И всю ночь двадцать пятого июня Хрущев читал, а потом уничтожал обличения, доносы, пасквили. Машины, превращающей документы в «лапшу» еще не изобрели, и он рвал их, кромсал, жег в печке — зло, ожесточенно, остервенело. «Насобирал, гад, назаготовил, под монастырь хотел подвести! На-кося, выкуси, ядрена вошь!»

…Арбат поднялся с травы, ткнулся мордой в ноги хозяина. Хрущев посмотрел в умные глаза овчарки. С некоторых пор матерый пес неотступно, как привязанный, следовал за ним по пятам. Сложив стульчик-трость, Хрущев долго прицеливался фотоаппаратом (великолепная «Яши ка», подарок мужа Юлии Льва) в Арбата, ждал, пока тот улыбнется, ловил лучи солнца на ветках деревьев. Наконец, дважды щелкнув, медленно двинулся назад к даче: «Пойдем, Арбат, нас, поди, потеряли. Время обеда. Голод не тетка».

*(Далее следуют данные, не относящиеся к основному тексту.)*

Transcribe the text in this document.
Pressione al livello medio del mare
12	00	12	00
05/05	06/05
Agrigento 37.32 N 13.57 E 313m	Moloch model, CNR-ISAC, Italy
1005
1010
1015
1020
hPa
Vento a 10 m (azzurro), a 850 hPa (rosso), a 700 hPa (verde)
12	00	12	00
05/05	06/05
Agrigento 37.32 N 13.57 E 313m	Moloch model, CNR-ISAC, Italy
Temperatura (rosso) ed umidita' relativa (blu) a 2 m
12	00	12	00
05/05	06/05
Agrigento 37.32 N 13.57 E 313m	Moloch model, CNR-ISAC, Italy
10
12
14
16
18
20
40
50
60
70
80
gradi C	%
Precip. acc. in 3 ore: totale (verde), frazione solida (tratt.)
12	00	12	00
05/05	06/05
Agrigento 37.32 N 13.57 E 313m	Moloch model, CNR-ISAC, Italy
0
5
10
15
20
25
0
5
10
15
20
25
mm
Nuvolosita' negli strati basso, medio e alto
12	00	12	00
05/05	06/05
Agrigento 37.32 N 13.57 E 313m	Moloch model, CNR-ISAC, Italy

С удовольствием похлебав украинского борща и воздав должное великолепным вареникам «з мьясом» и «з вышнею», любимым блюдам с детства, Хрущев уселся в свое кресло на веранде, положил на маленький столик тома Толстого и Щедрина, стал смотреть на облака, на сосны и яблони, на цветы в саду.

— Тебе что-нибудь нужно? — спросила Нина Петровна, заботливо укутав его ноги пледом. Он ничего не ответил, и жена, молча постояв с минуту, тихонько ушла в дом. Да, теперь он был молчалив, за весь день мог сказать лишь несколько слов. Как-то ему попались на глаза щемящие сердце поэтические строки:

Отговорила роща золотая Березовым, веселым языком, И журавли, печально пролетая, Уж не жалеют больше ни о ком. Кого жалеть? Ведь каждый в мире странник — Пройдет, зайдет и вновь оставит дом…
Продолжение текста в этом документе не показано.